Story by Lauren Horsch
Photo by Joel Venzke
The Arthur Andersen Time Element, which resided outside of Meredith and Morehouse halls is no longer not telling the time, rather it has become a place on campus for students to pass the time.
“No one really liked it when it did work,” Director of Facilities Mark Chambers said. “(It was) one man’s dream.”
The Time Element was completed in 2004 after a $110,000 donation was made for its construction.
Chambers said plans to repurpose the Time Element, which lost most of its functioning power after an area nearby was struck by lightning, started in May, thanks to a push from Vice President of Finance Deb Newsom.
After the lightning strike in 2009, the Time Element had been through struggles to properly work, mainly because of lost technical support.

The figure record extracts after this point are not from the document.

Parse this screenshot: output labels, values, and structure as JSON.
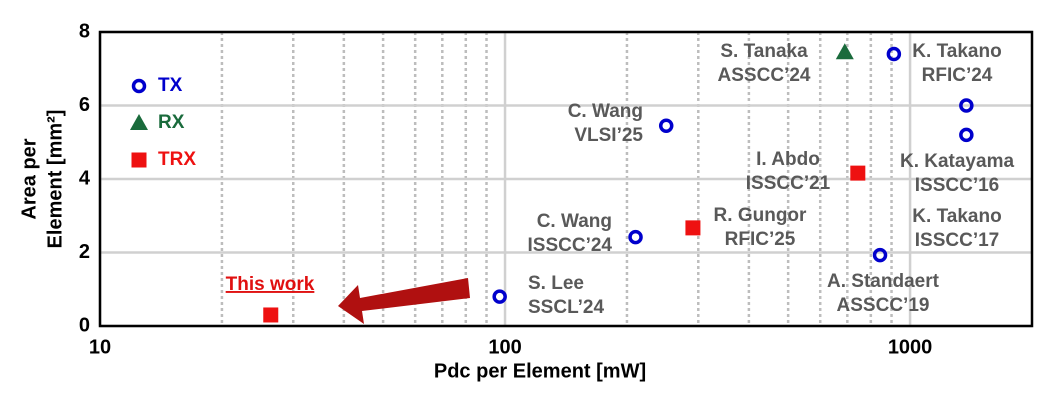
{
  "chart_data": {
    "type": "scatter",
    "xlabel": "Pdc per Element [mW]",
    "ylabel": [
      "Area per",
      "Element [mm²]"
    ],
    "xscale": "log",
    "xlim": [
      10,
      2000
    ],
    "ylim": [
      0,
      8
    ],
    "xticks": [
      10,
      100,
      1000
    ],
    "xminor_ticks": [
      20,
      30,
      40,
      50,
      60,
      70,
      80,
      90,
      200,
      300,
      400,
      500,
      600,
      700,
      800,
      900
    ],
    "yticks": [
      0,
      2,
      4,
      6,
      8
    ],
    "grid": true,
    "legend": "upper left",
    "series": [
      {
        "name": "TX",
        "color": "#0000cc",
        "marker": "ring",
        "x": [
          250,
          210,
          97,
          912,
          1377,
          1377,
          843
        ],
        "y": [
          5.45,
          2.42,
          0.8,
          7.4,
          6.0,
          5.2,
          1.93
        ],
        "labels": [
          [
            "C. Wang",
            "VLSI’25"
          ],
          [
            "C. Wang",
            "ISSCC’24"
          ],
          [
            "S. Lee",
            "SSCL’24"
          ],
          [
            "K. Takano",
            "RFIC’24"
          ],
          [
            "K. Takano",
            "ISSCC’17"
          ],
          [
            "K. Katayama",
            "ISSCC’16"
          ],
          [
            "A. Standaert",
            "ASSCC’19"
          ]
        ]
      },
      {
        "name": "RX",
        "color": "#1a6b3c",
        "marker": "triangle",
        "x": [
          690
        ],
        "y": [
          7.45
        ],
        "labels": [
          [
            "S. Tanaka",
            "ASSCC’24"
          ]
        ]
      },
      {
        "name": "TRX",
        "color": "#ee1111",
        "marker": "square",
        "x": [
          26.4,
          291,
          743
        ],
        "y": [
          0.3,
          2.67,
          4.16
        ],
        "labels": [
          [
            "This work"
          ],
          [
            "R. Gungor",
            "RFIC’25"
          ],
          [
            "I. Abdo",
            "ISSCC’21"
          ]
        ]
      }
    ]
  }
}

Chambers said the company that helped create the custom-made technology, Viacom Outdoor, was purchased by CBS Outdoor. CBS Outdoor is known for producing large LED billboards, like the ones near Merle Hay Mall, Chambers said. The company’s focus on larger scale LED lights essentially meant “all tech(nology) support” for the Time Element was lost.
After a successful attempt to make the element work in the fall of 2009, it seemed the element would continue to work, but it once again failed to display the time properly. Proposals to see if the company that does support for the scoreboard in Drake Stadium became the next step in seeing if facilities could repair it.

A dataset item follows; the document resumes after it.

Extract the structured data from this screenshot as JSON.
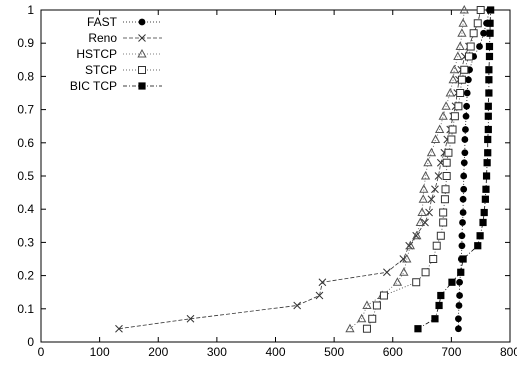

“(But that plan) was more than what the university wanted to spend,” Chambers said. So a cost-effective plan was created.
Chambers said in mid-June workers went in and removed the brick towers and kept the marble tops to use as benches. From there, the workers added light fixtures from the Cline Atrium, just painted a different color, to help illuminate the area at night. The only major purchase facilities had to make was the brick that fills the “eyes” near the old Time Element.

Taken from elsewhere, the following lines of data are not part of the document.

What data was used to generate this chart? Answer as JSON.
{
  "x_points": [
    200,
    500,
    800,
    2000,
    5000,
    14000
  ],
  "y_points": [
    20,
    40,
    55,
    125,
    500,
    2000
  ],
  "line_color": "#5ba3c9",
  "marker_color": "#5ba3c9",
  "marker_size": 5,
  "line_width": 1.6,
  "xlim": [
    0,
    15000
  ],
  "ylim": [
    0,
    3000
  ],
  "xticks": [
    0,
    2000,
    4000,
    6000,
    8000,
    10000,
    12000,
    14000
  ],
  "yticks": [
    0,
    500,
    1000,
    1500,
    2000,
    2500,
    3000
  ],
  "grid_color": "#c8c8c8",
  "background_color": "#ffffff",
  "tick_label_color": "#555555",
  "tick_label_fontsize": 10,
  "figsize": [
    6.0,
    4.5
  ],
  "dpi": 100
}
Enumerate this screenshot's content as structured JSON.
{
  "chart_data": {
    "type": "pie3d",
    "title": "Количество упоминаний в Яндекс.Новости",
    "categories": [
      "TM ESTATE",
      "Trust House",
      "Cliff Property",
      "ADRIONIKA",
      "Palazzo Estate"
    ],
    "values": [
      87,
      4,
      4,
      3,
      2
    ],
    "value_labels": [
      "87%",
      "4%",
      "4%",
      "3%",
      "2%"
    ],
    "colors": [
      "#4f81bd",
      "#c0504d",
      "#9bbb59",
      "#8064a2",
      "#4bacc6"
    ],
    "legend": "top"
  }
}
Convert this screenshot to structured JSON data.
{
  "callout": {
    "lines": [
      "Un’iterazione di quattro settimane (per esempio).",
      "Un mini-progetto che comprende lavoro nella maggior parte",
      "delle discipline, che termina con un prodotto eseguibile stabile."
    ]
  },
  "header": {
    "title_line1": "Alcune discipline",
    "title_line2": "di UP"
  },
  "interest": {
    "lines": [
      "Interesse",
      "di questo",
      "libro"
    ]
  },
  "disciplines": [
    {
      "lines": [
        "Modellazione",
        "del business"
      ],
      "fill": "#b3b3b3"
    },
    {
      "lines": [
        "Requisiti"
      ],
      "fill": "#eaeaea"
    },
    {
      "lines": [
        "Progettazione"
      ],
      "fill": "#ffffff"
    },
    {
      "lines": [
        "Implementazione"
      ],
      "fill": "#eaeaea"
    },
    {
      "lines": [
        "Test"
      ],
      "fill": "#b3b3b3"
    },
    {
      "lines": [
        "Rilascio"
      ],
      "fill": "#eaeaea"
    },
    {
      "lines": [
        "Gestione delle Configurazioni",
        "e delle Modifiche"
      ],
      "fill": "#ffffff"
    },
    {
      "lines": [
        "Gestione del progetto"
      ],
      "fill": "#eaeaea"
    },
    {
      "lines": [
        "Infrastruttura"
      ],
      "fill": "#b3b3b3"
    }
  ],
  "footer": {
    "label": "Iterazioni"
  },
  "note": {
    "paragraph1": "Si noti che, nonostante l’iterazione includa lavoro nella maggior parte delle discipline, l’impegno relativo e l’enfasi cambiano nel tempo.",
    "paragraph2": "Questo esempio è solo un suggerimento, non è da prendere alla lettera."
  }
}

“Everything else was repurposed,” Chambers said.
Chambers said the choice to fill in those spaces, instead of keeping the planted Equisetum hyemale (commonly known as rough horsetail) seen around the area, was because the concrete generated too much heat for the plants.
The project was finished by late July. Chambers said he liked the completed project.
“[It’s] much more function then the Time Element,” he said. “[I] always felt bad that we (facilities) couldn’t make it work.”
Chambers added that there is an opportunity to add on to the space. There are plans in the works to add landscaping to the area between the new space and Olmsted Center.
He said there might even be a possibility for creating more pedestrian walkways in that area.
Beyond the repurposing of the Time Element, Chambers said facilities is working on finishing up the end markers on 25th Street and University. He said facilities broke ground after the thaw last spring, but plans for the project were tweaked, so the project wasn’t finalized until July 1.